Enhancing Healthcare Team Outcomes

The complex nature of Keshan disease's etiology, multifaceted presentation, and the potential for long-term cardiac sequelae require healthcare professionals to have a comprehensive understanding of the disease. Healthcare professionals must strive to enhance outcomes associated with Keshan disease by prioritizing early recognition and implementing strategic interventions, especially selenium supplementation initiatives. Recognizing Keshan disease requires vigilance among healthcare providers to identify clinical signs of cardiomyopathy and heart failure, particularly in regions susceptible to selenium deficiency.
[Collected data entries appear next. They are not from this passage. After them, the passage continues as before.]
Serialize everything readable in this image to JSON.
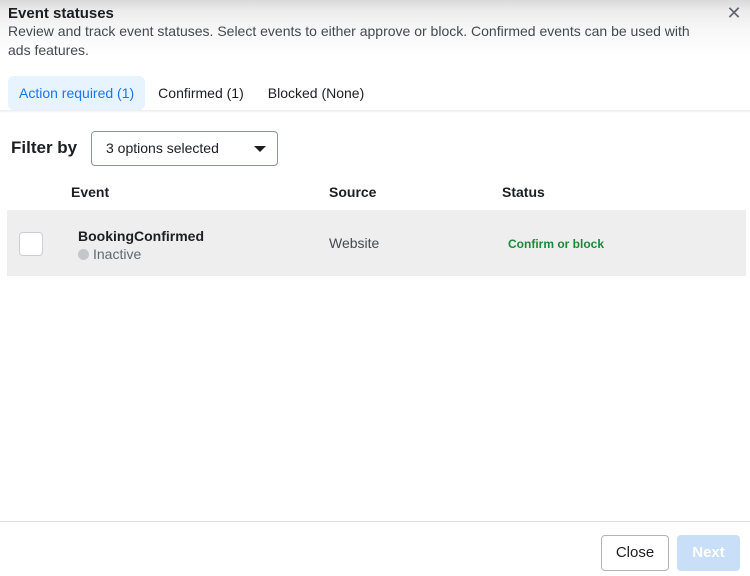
{
  "dialog": {
    "title": "Event statuses",
    "description": "Review and track event statuses. Select events to either approve or block. Confirmed events can be used with ads features.",
    "close_glyph": "✕"
  },
  "tabs": [
    {
      "label": "Action required (1)",
      "active": true
    },
    {
      "label": "Confirmed (1)",
      "active": false
    },
    {
      "label": "Blocked (None)",
      "active": false
    }
  ],
  "filter": {
    "label": "Filter by",
    "selected": "3 options selected"
  },
  "table": {
    "headers": {
      "event": "Event",
      "source": "Source",
      "status": "Status"
    },
    "rows": [
      {
        "event": "BookingConfirmed",
        "state": "Inactive",
        "source": "Website",
        "status": "Confirm or block",
        "checked": false
      }
    ]
  },
  "footer": {
    "close_label": "Close",
    "next_label": "Next"
  },
  "colors": {
    "accent": "#1877f2",
    "status_action": "#1a8a3a",
    "next_disabled": "#c9dff7"
  }
}
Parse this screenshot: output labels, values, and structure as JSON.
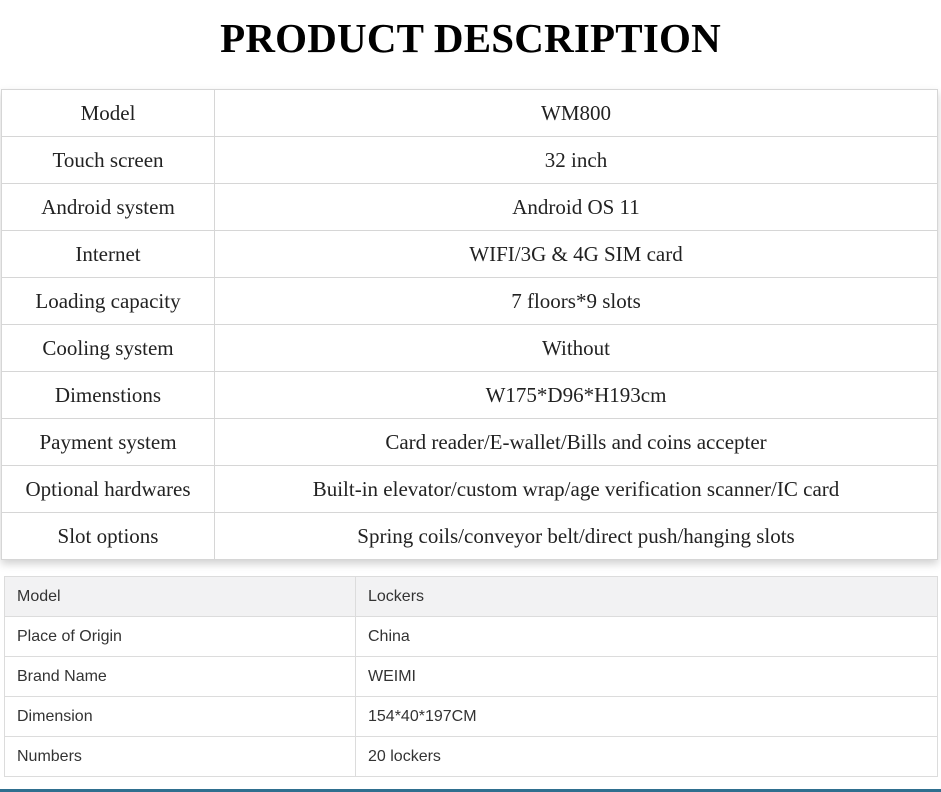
{
  "title": "PRODUCT DESCRIPTION",
  "spec_table": {
    "rows": [
      {
        "label": "Model",
        "value": "WM800"
      },
      {
        "label": "Touch screen",
        "value": "32 inch"
      },
      {
        "label": "Android system",
        "value": "Android OS 11"
      },
      {
        "label": "Internet",
        "value": "WIFI/3G & 4G SIM card"
      },
      {
        "label": "Loading capacity",
        "value": "7 floors*9 slots"
      },
      {
        "label": "Cooling system",
        "value": "Without"
      },
      {
        "label": "Dimenstions",
        "value": "W175*D96*H193cm"
      },
      {
        "label": "Payment system",
        "value": "Card reader/E-wallet/Bills and coins accepter"
      },
      {
        "label": "Optional hardwares",
        "value": "Built-in elevator/custom wrap/age verification scanner/IC card"
      },
      {
        "label": "Slot options",
        "value": "Spring coils/conveyor belt/direct push/hanging slots"
      }
    ]
  },
  "attr_table": {
    "rows": [
      {
        "label": "Model",
        "value": "Lockers"
      },
      {
        "label": "Place of Origin",
        "value": "China"
      },
      {
        "label": "Brand Name",
        "value": "WEIMI"
      },
      {
        "label": "Dimension",
        "value": "154*40*197CM"
      },
      {
        "label": "Numbers",
        "value": "20 lockers"
      }
    ]
  },
  "colors": {
    "header_row_bg": "#f2f2f3",
    "border": "#d6d6d6",
    "bottom_accent": "#2f6f8f"
  }
}
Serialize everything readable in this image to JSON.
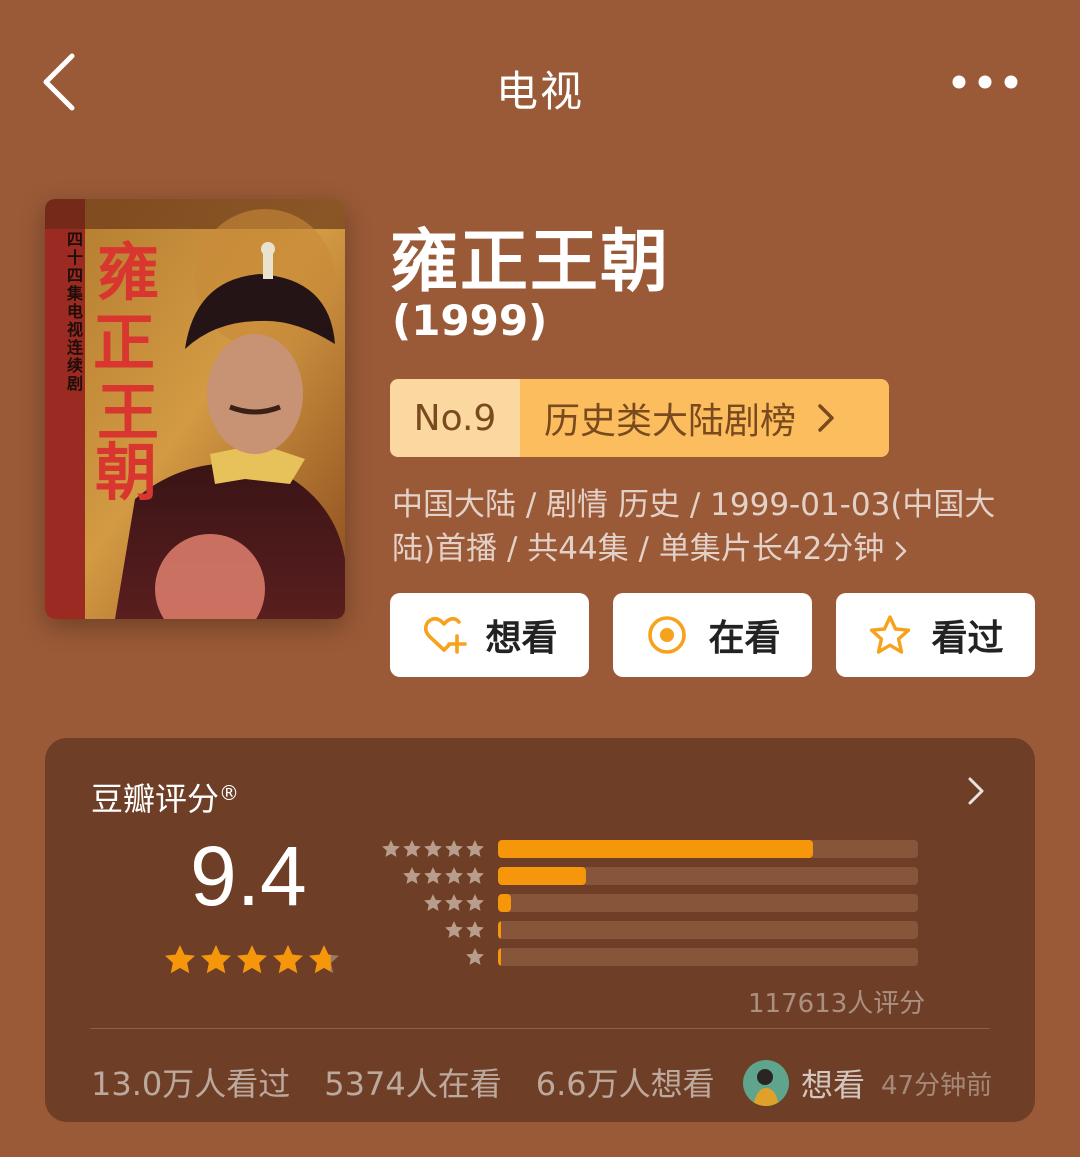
{
  "header": {
    "title": "电视",
    "back_icon": "chevron-left-icon",
    "more_icon": "more-dots-icon"
  },
  "poster": {
    "vertical_caption": "四十四集电视连续剧",
    "calligraphy": "雍正王朝"
  },
  "show": {
    "title": "雍正王朝",
    "year": "(1999)",
    "rank": {
      "number": "No.9",
      "list_name": "历史类大陆剧榜"
    },
    "meta": "中国大陆 / 剧情 历史 / 1999-01-03(中国大陆)首播 / 共44集 / 单集片长42分钟"
  },
  "actions": {
    "want": {
      "label": "想看",
      "icon": "heart-plus-icon"
    },
    "doing": {
      "label": "在看",
      "icon": "target-circle-icon"
    },
    "done": {
      "label": "看过",
      "icon": "star-outline-icon"
    }
  },
  "rating": {
    "title": "豆瓣评分",
    "trademark": "®",
    "score": "9.4",
    "star_value": 4.7,
    "distribution": [
      {
        "stars": 5,
        "fraction": 0.75
      },
      {
        "stars": 4,
        "fraction": 0.21
      },
      {
        "stars": 3,
        "fraction": 0.03
      },
      {
        "stars": 2,
        "fraction": 0.004
      },
      {
        "stars": 1,
        "fraction": 0.004
      }
    ],
    "count": "117613人评分"
  },
  "stats": {
    "watched": "13.0万人看过",
    "watching": "5374人在看",
    "wish": "6.6万人想看"
  },
  "friend": {
    "action": "想看",
    "time": "47分钟前"
  },
  "colors": {
    "background": "#9a5a37",
    "card": "#6e3f26",
    "accent_orange": "#f6970b",
    "rank_light": "#fcd8a1",
    "rank_dark": "#fbbd5d"
  }
}
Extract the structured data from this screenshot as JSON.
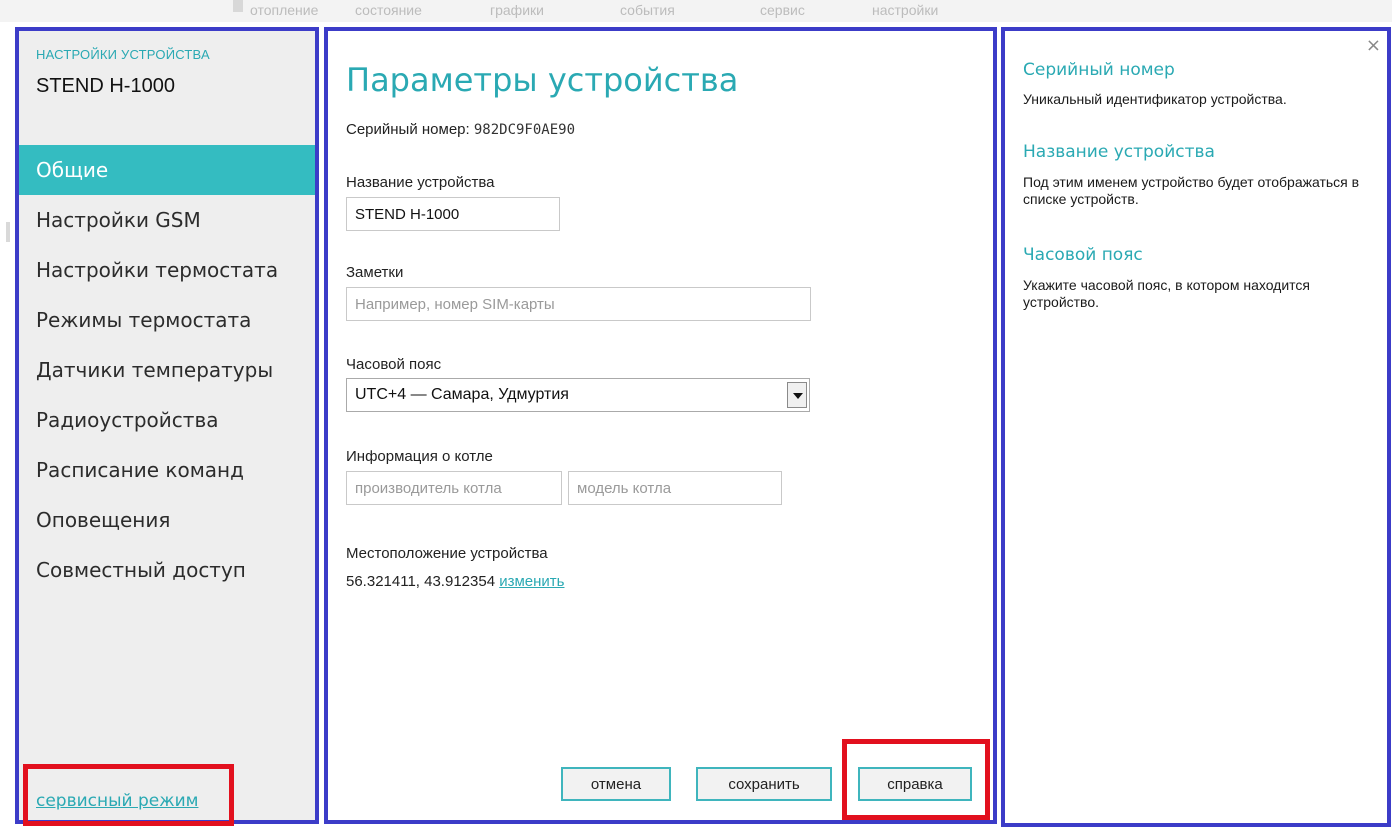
{
  "top_menu": [
    "отопление",
    "состояние",
    "графики",
    "события",
    "сервис",
    "настройки"
  ],
  "sidebar": {
    "caption": "НАСТРОЙКИ УСТРОЙСТВА",
    "device_name": "STEND H-1000",
    "items": [
      {
        "label": "Общие",
        "active": true
      },
      {
        "label": "Настройки GSM"
      },
      {
        "label": "Настройки термостата"
      },
      {
        "label": "Режимы термостата"
      },
      {
        "label": "Датчики температуры"
      },
      {
        "label": "Радиоустройства"
      },
      {
        "label": "Расписание команд"
      },
      {
        "label": "Оповещения"
      },
      {
        "label": "Совместный доступ"
      }
    ],
    "service_link": "сервисный режим"
  },
  "main": {
    "title": "Параметры устройства",
    "serial_label": "Серийный номер:",
    "serial_value": "982DC9F0AE90",
    "name_label": "Название устройства",
    "name_value": "STEND H-1000",
    "notes_label": "Заметки",
    "notes_placeholder": "Например, номер SIM-карты",
    "timezone_label": "Часовой пояс",
    "timezone_value": "UTC+4 — Самара, Удмуртия",
    "boiler_label": "Информация о котле",
    "boiler_maker_placeholder": "производитель котла",
    "boiler_model_placeholder": "модель котла",
    "location_label": "Местоположение устройства",
    "location_coords": "56.321411, 43.912354",
    "location_change": "изменить",
    "buttons": {
      "cancel": "отмена",
      "save": "сохранить",
      "help": "справка"
    }
  },
  "help": {
    "close_symbol": "×",
    "sections": [
      {
        "title": "Серийный номер",
        "text": "Уникальный идентификатор устройства."
      },
      {
        "title": "Название устройства",
        "text": "Под этим именем устройство будет отображаться в списке устройств."
      },
      {
        "title": "Часовой пояс",
        "text": "Укажите часовой пояс, в котором находится устройство."
      }
    ]
  },
  "colors": {
    "accent": "#34bcc1",
    "link": "#2aa9b3",
    "panel_border": "#3c3cc8",
    "highlight_box": "#e2101e"
  }
}
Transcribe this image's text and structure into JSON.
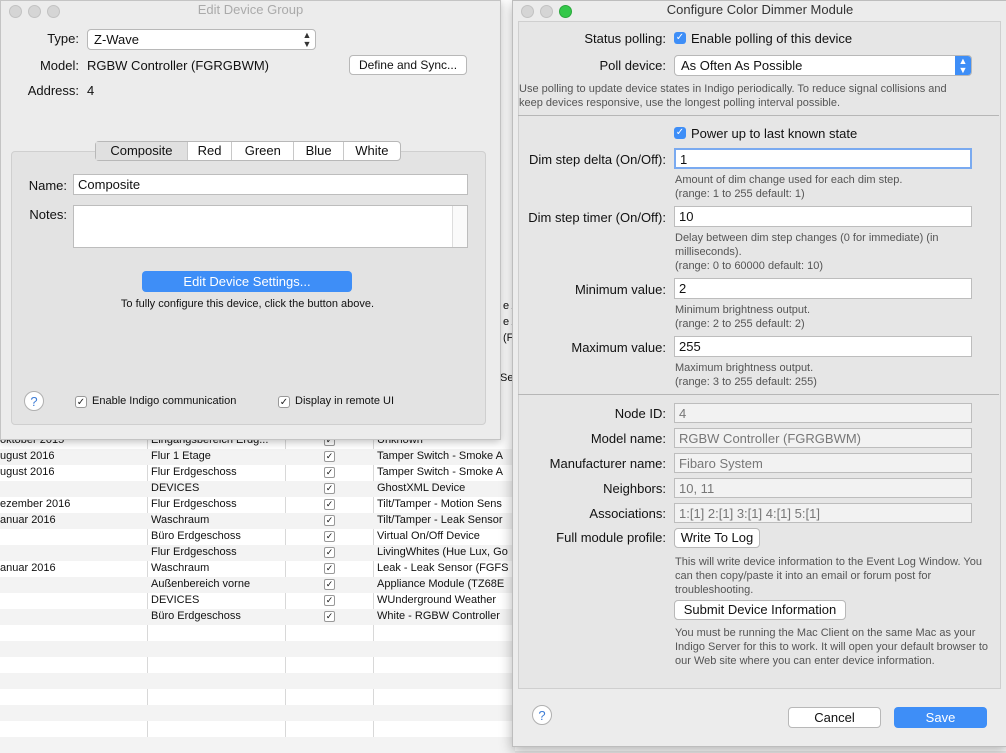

Physicians, nurses, pharmacists, and public health officials are critical in disseminating knowledge about Keshan disease's clinical presentation, stressing the importance of timely diagnosis and treatment. Educating healthcare teams about the significance of selenium supplementation, dosage, and impact on reducing Keshan disease prevalence is essential. This knowledge empowers healthcare providers to advocate for, administer, and monitor selenium supplementation effectively, ensuring its successful implementation within at-risk communities.

Given the prevalence of Keshan disease in rural and impoverished areas, outreach workers play a crucial role in community education. By fostering a proactive approach centered on recognition and advocating for selenium supplements, healthcare teams empower themselves to effectively combat Keshan disease and enhance patient outcomes in affected populations. These strategies help prevent the progression of Keshan disease and significantly improve the overall quality of life for those affected by this cardiac condition.